Abstract types and interfaces for Markov chain Monte Carlo methods
https://turinglang.org/AbstractMCMC.jl
MIT License
87 stars 18 forks source link

Provide standard API to get **one sample** in a "structured" way #65

Open theogf opened 3 years ago

theogf commented 3 years ago

Hey, This might be me wanting crazy things again but here is my proposal: Should we provide an abstract function (to overload), taking state, sample and model to return samples in a predefined way. Let me give an example. Given a Turing model

@model function mymodel(x, y)
    s ~ Gamma(1, 1)
    w ~ Normal(0, s)
    y ~ MvNormal(x .* w, 1)
end
x = rand(5)
y = rand(5)

there would be a function which given the current sample and model returns (s=0.354123, w=0.154658)

The motivation behind this is to make more "universal" callback functions (the callback mafia is here again). Right now defining a callback function needs to be tailored for each model. However having a to_named_tuple (which would be optional to implement), would allow to build many more generic functions built upon AbstractMCMC.

So I am pretty sure I am missing out why this is not making sense or that I am missing the bigger picture and I would be happy to hear why I am terribly wrong about this :)

PS: The NamedTuple is just a proposition, my proposal is more about having a convention about the output.

devmotion commented 3 years ago

IMO AbstractMCMC should not make assumptions on or enforce any specific structure of the outputs. One of the design principles is that the interface and the default implementations should work regardless if your algorithm works best with Arrays, NamedTuples, StructArrays, etc. So I think we want to avoid any restrictions or conventions on the type of the samples and states.

However, I think it would be useful to have (optional?) conventions on how the samples should behave. I am not sure though if a separate interface is needed or if developers could e.g. just use the well-established Tables.jl interface. IIRC some implementations in Turing and DynamicPPL assume that Base.keys and Base.values are implemented but of course the Tables.jl interface would be more advanced (and provides default implementations for converting to arrays of NamedTuples).

In general, if you implement a callback, it seems you could just enforce that the samples implement the Tables.jl interface and throw an error otherwise?

theogf commented 3 years ago

I am sorry I also meant that this would be optional, in the sense that you don't have to implement it but a whole new world comes to you if you do!

Using a convention would be great but having the guarantee that this convention is followed if a function exists is even better :)

I don't think Tables.jl is the right tool here cause I am really speaking about 1 sample here!

devmotion commented 3 years ago

One sample would just correspond to a single row of a table.
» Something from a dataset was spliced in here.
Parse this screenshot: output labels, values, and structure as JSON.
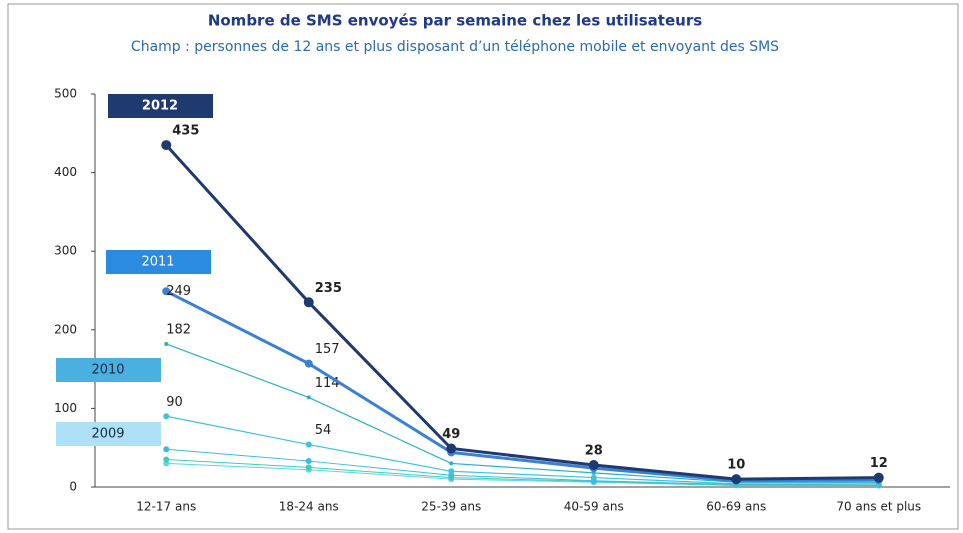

Of course, one could just rely on keys and values for a single sample but AFAICT the Tables.jl interface provides even more structure (BTW in their documentation it is even stated that "This allows the custom row type to behave as close as possible to a builtin NamedTuple object." :wink:).

theogf commented 3 years ago

I hereby withdraw my objection!

cpfiffer commented 3 years ago

I'm 100% in favor, as long as the interface to do so is sufficiently general and unrestrictive.